Studio Manager, Lead Instructor
I stumbled upon my first yoga class at 18 years old while attending a thespian conference with my high school theater department. To me, a self-proclaimed non-athlete, a yoga workshop sounded like more fun (and less risky) than attempting to learn stage combat—so there I was, fumbling my way through plank pose and downward dog, when I had a realization that these poses and movements actually felt really good to me. This was my first experience with mindful movement, and I had no idea how much that was missing from my life.
“I felt lost and confused, as though something was missing in my lift but I wasn’t sure what”
In college, I did a few yoga DVDs and kept up an inconsistent home practice, but I allowed life to get in the way and placed my yoga practice on the back burner for a few years. After graduation, I felt lost and confused, as though something was missing in my lift but I wasn’t sure what it was. I lacked direction, and I felt myself approaching a very low point in my life. Then like clockwork, in 2011 my sister got me a month-long membership to Mandala Studio in Atlanta. I gave a few classes a shot, and I was hooked. I asked the studio if they were hiring, and I started working at the front desk in exchange for free classes. I didn’t realize that, through so many years of a non-committal home practice, what I desperately needed was a community and place of belonging. After a year of dedicated studio practice, I researched teacher trainings and discovered an ashram in Hawaii called Konalani Yoga Ashram. I signed up for their 200 hour immersion program in February of 2012, and I went to Hawaii with the greatest of expectations for my training experience. I left thinking that I would return a full-fledged, confident, strong teacher. My training was such a rewarding and incredible experience, but I returned to Atlanta a certified, but brand new and terrified, teacher. I tried to teach, but ultimately I let my fear get in the way. This was going to be much more challenging than I had originally thought. So I became a student again, and I poured myself back into my asana practice.

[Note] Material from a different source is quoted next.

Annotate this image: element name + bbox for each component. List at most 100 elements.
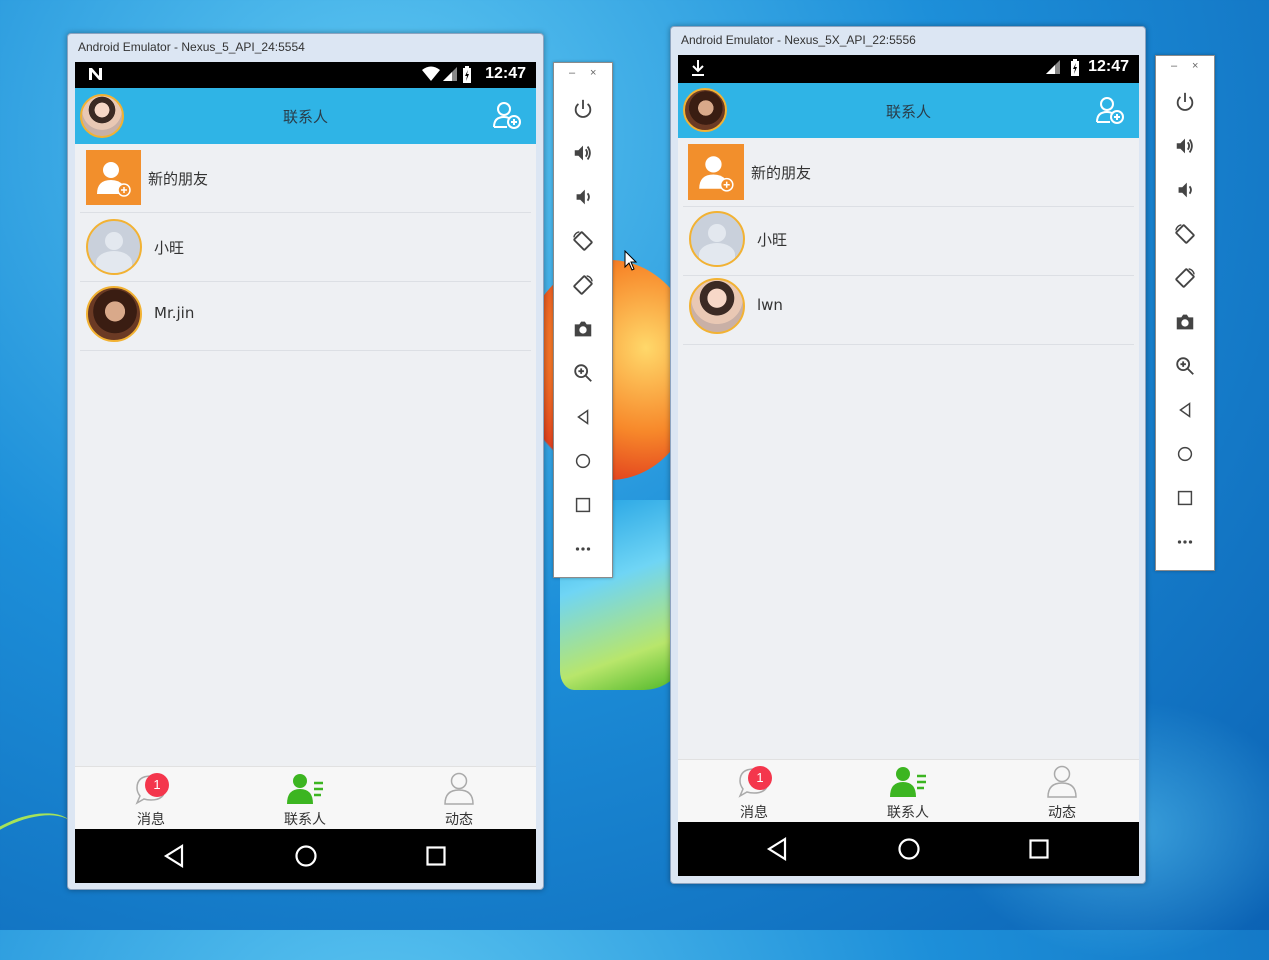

I was more committed than ever, taking classes and workshops, learning pranayama and arm balances, and falling in love with being a student again. I loved this journey back to being a student, and I had a much greater appreciation for my teachers than I had ever had before. But in the back of my mind, I knew that something was still missing. I was not at the low point in my life that I had been in previously, but I still felt like I was destined for something else.
“But every week, I kept showing up, and slowly it got a bit easier to show up”

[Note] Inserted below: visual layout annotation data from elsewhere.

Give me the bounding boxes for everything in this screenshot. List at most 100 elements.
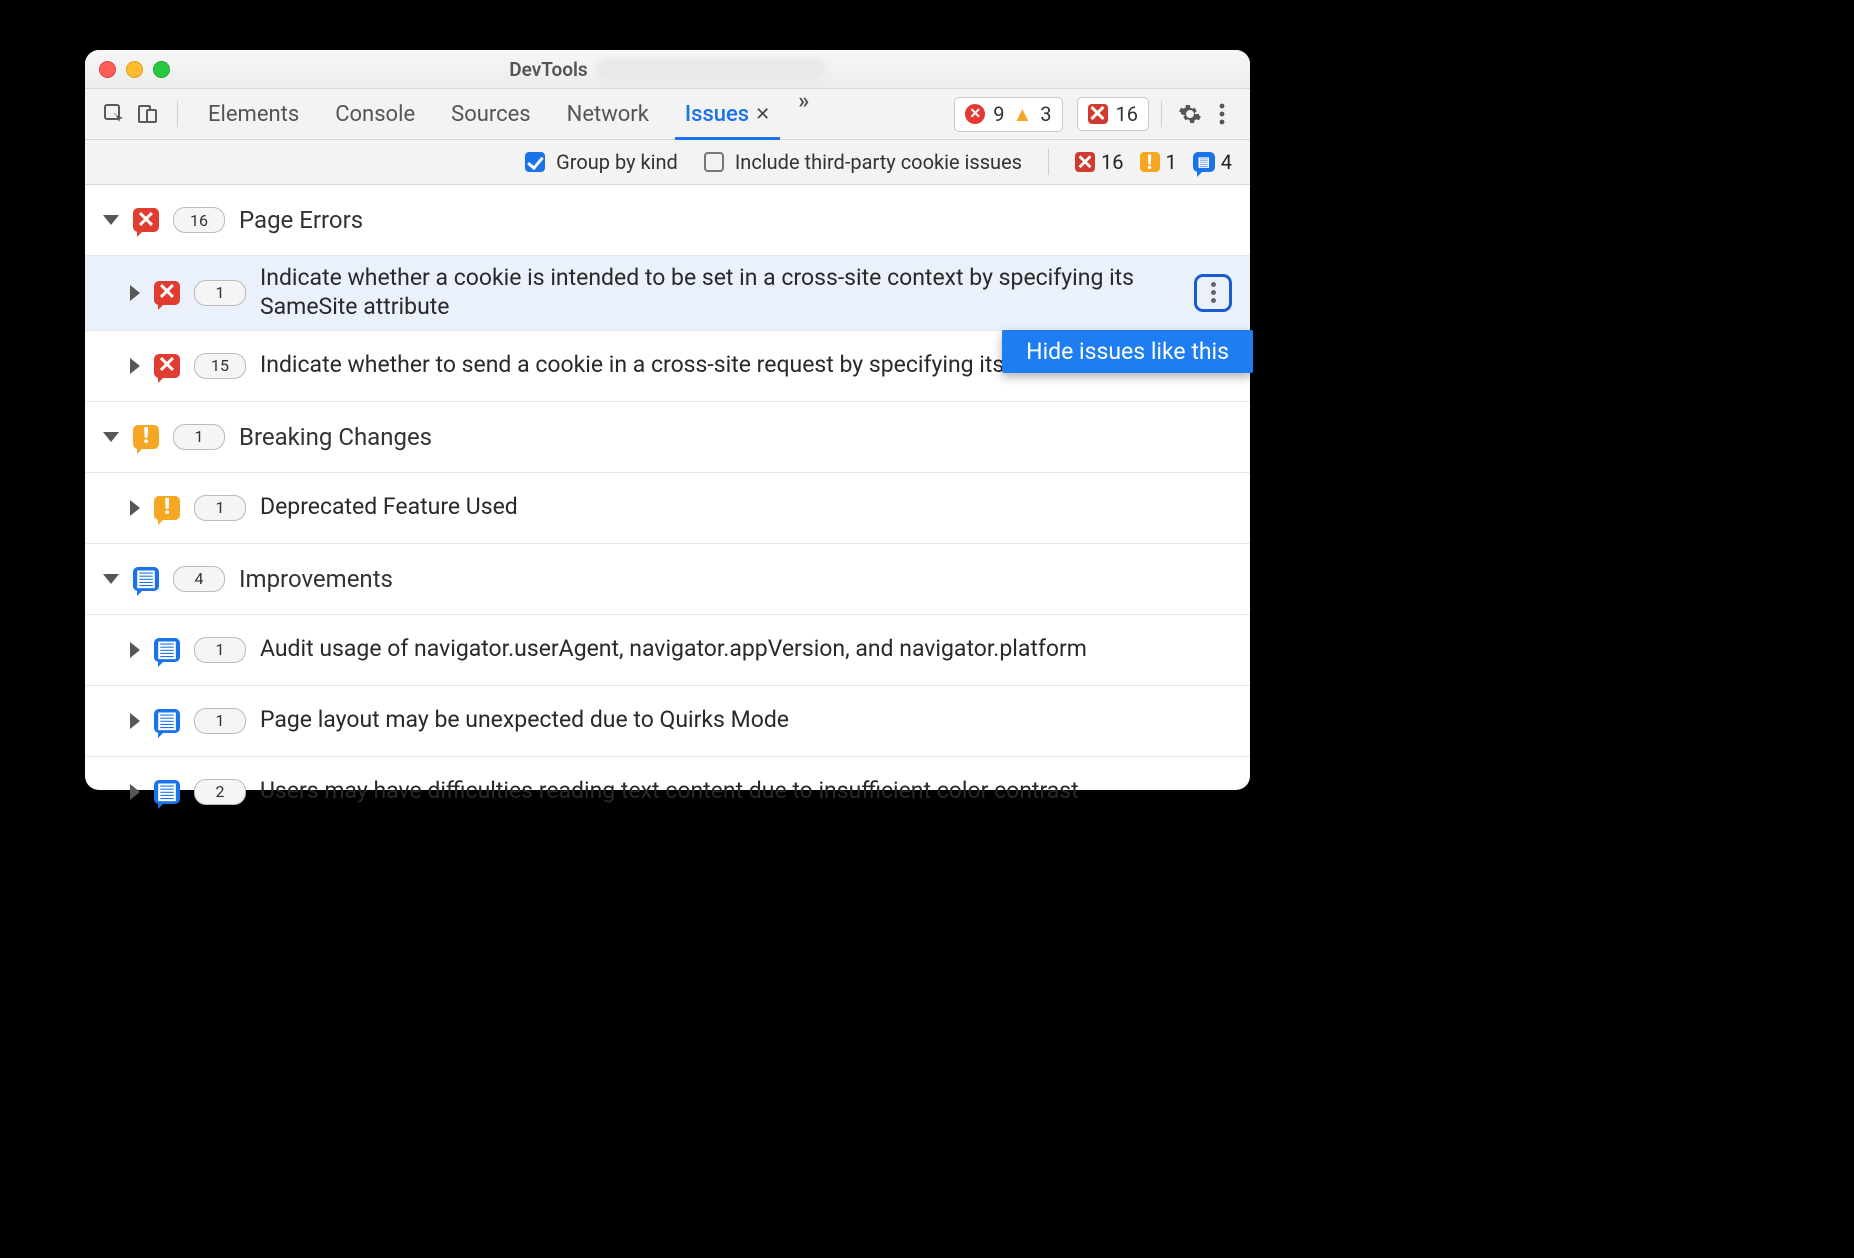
toolbar-counts: ✕ 9 ▲ 3 ✕ 16 — [954, 97, 1149, 132]
context-menu-hide-issues[interactable]: Hide issues like this — [1002, 330, 1253, 373]
info-speech-icon: ▤ — [154, 780, 180, 804]
context-menu-label: Hide issues like this — [1026, 338, 1229, 365]
tab-issues-close-icon[interactable]: ✕ — [755, 104, 770, 125]
info-speech-icon: ▤ — [1193, 152, 1215, 172]
group-improvements[interactable]: ▤ 4 Improvements — [85, 543, 1250, 614]
issues-list: ✕ 16 Page Errors ✕ 1 Indicate whether a … — [85, 185, 1250, 827]
filter-error-count[interactable]: ✕ 16 — [1075, 150, 1123, 174]
tab-issues-label: Issues — [685, 102, 749, 127]
filter-counts: ✕ 16 ! 1 ▤ 4 — [1075, 150, 1232, 174]
window-title: DevTools — [509, 58, 587, 81]
devtools-tabs: Elements Console Sources Network Issues … — [190, 89, 819, 139]
filter-info-count[interactable]: ▤ 4 — [1193, 150, 1232, 174]
chevron-right-icon — [130, 358, 140, 374]
error-count: 9 — [993, 102, 1004, 126]
filter-warn-count[interactable]: ! 1 — [1140, 150, 1177, 174]
group-by-kind-input[interactable] — [525, 152, 545, 172]
devtools-toolbar: Elements Console Sources Network Issues … — [85, 89, 1250, 140]
info-speech-icon: ▤ — [154, 709, 180, 733]
more-options-icon[interactable] — [1206, 98, 1238, 130]
issue-title: Audit usage of navigator.userAgent, navi… — [260, 635, 1232, 664]
group-count: 1 — [173, 424, 225, 450]
issue-row[interactable]: ! 1 Deprecated Feature Used — [85, 472, 1250, 543]
filter-warn-num: 1 — [1166, 150, 1177, 174]
filter-divider — [1048, 149, 1049, 175]
issue-count: 2 — [194, 779, 246, 805]
issue-count: 15 — [194, 353, 246, 379]
issue-title: Users may have difficulties reading text… — [260, 777, 1232, 806]
warning-speech-icon: ! — [133, 425, 159, 449]
tab-issues[interactable]: Issues ✕ — [667, 89, 788, 139]
device-toolbar-icon[interactable] — [131, 97, 165, 131]
issue-title: Page layout may be unexpected due to Qui… — [260, 706, 1232, 735]
settings-gear-icon[interactable] — [1174, 98, 1206, 130]
tab-sources[interactable]: Sources — [433, 89, 549, 139]
group-breaking-changes[interactable]: ! 1 Breaking Changes — [85, 401, 1250, 472]
include-third-party-checkbox[interactable]: Include third-party cookie issues — [700, 149, 1022, 175]
include-third-party-input[interactable] — [704, 152, 724, 172]
group-title: Breaking Changes — [239, 423, 432, 451]
group-title: Improvements — [239, 565, 393, 593]
chevron-down-icon — [103, 574, 119, 584]
issue-row[interactable]: ✕ 1 Indicate whether a cookie is intende… — [85, 255, 1250, 330]
group-page-errors[interactable]: ✕ 16 Page Errors — [85, 185, 1250, 255]
devtools-window: DevTools Elements Console Sources Networ… — [85, 50, 1250, 790]
inspect-element-icon[interactable] — [97, 97, 131, 131]
tab-console[interactable]: Console — [317, 89, 433, 139]
filter-error-num: 16 — [1101, 150, 1123, 174]
include-third-party-label: Include third-party cookie issues — [735, 150, 1022, 174]
chevron-down-icon — [103, 215, 119, 225]
group-by-kind-label: Group by kind — [556, 150, 678, 174]
group-title: Page Errors — [239, 206, 363, 234]
tab-console-label: Console — [335, 102, 415, 127]
tab-network[interactable]: Network — [549, 89, 667, 139]
toolbar-divider — [1161, 101, 1162, 127]
error-square-icon: ✕ — [1088, 104, 1108, 124]
filter-info-num: 4 — [1221, 150, 1232, 174]
chevron-right-icon — [130, 713, 140, 729]
tab-sources-label: Sources — [451, 102, 531, 127]
tab-network-label: Network — [567, 102, 649, 127]
issues-filter-bar: Group by kind Include third-party cookie… — [85, 140, 1250, 185]
issues-counts-button[interactable]: ✕ 16 — [1077, 97, 1149, 131]
console-counts-button[interactable]: ✕ 9 ▲ 3 — [954, 97, 1062, 132]
issue-count: 1 — [194, 637, 246, 663]
error-square-icon: ✕ — [1075, 152, 1095, 172]
issue-more-button[interactable] — [1194, 274, 1232, 312]
titlebar: DevTools — [85, 50, 1250, 89]
chevron-right-icon — [130, 642, 140, 658]
info-speech-icon: ▤ — [133, 567, 159, 591]
chevron-right-icon — [130, 784, 140, 800]
chevron-down-icon — [103, 432, 119, 442]
warning-triangle-icon: ▲ — [1012, 102, 1032, 127]
window-maximize-button[interactable] — [153, 61, 170, 78]
tab-elements-label: Elements — [208, 102, 299, 127]
error-speech-icon: ✕ — [154, 281, 180, 305]
chevron-right-icon — [130, 500, 140, 516]
issue-title: Deprecated Feature Used — [260, 493, 1232, 522]
toolbar-divider — [177, 101, 178, 127]
group-count: 16 — [173, 207, 225, 233]
warning-count: 3 — [1040, 102, 1051, 126]
issue-row[interactable]: ▤ 2 Users may have difficulties reading … — [85, 756, 1250, 827]
window-title-detail-redacted — [596, 58, 826, 80]
traffic-lights — [99, 61, 170, 78]
warning-speech-icon: ! — [154, 496, 180, 520]
warning-square-icon: ! — [1140, 152, 1160, 172]
window-close-button[interactable] — [99, 61, 116, 78]
window-minimize-button[interactable] — [126, 61, 143, 78]
tab-elements[interactable]: Elements — [190, 89, 317, 139]
issue-count: 1 — [194, 280, 246, 306]
group-by-kind-checkbox[interactable]: Group by kind — [521, 149, 678, 175]
group-count: 4 — [173, 566, 225, 592]
issue-title: Indicate whether a cookie is intended to… — [260, 264, 1180, 322]
error-circle-icon: ✕ — [965, 104, 985, 124]
issue-count: 1 — [194, 708, 246, 734]
issue-row[interactable]: ▤ 1 Audit usage of navigator.userAgent, … — [85, 614, 1250, 685]
issue-row[interactable]: ▤ 1 Page layout may be unexpected due to… — [85, 685, 1250, 756]
chevron-right-icon — [130, 285, 140, 301]
more-tabs-icon[interactable]: » — [788, 89, 819, 139]
issues-error-count: 16 — [1116, 102, 1138, 126]
error-speech-icon: ✕ — [133, 208, 159, 232]
issue-count: 1 — [194, 495, 246, 521]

When Carly Grace approached me in 2014 saying that she was opening up a studio and wanted me to teach there, I was absolutely terrified. But for some strange reason, I said yes. I taught one class a week for the first year that Thunderbolt was open, and every week, I was petrified to teach. But every week, I kept showing up, and slowly it got a bit easier to show up. After one year, I picked up additional classes, and I kept reminding myself that all I had to do was show up. I just needed to show up for my students for this one hour, even if I was nervous, even if I just wanted to come up with a good excuse not to do it. The more that I taught, the more that my “fake it ’til you make it” confidence became something real, something that truly belonged to me. In late 2016, I started teaching full-time, and I haven’t looked back. Since then, I have begun my continuing education journey at Laughing Lotus in New York City, mentored several new teachers under Thunderbolt’s rigorous mentorship program, assisted with teacher trainings, lead a yoga retreat to Panama, and taught over 1000 hours. Honestly, I feel like I owe so much of my yoga and teaching journey to two things: the people who believed in me before I believed in myself, and this quote by my once-teacher Paul Sahlin who told me “You don’t learn to teach by getting a training or a fancy certificate, you learn to teach by teaching. So keep showing up.” And now, I am taking his words of wisdom to heart again, and I am showing up before I’m ready so I can help start this amazing new journey with a dream team of human beings at Yonder Yoga.
“Be brave… Be weird… Be unequivocally you”
I am beyond excited about this new chapter in my life, and I am honored to help guide new groups of trainees through the process of discovering their gifts and offerings as teachers. I already love this community so much, and it’s only the beginning. So wherever you may be in your life or in your yoga practice, come as you are, show up, all in, Your community, your home, is right here waiting for you.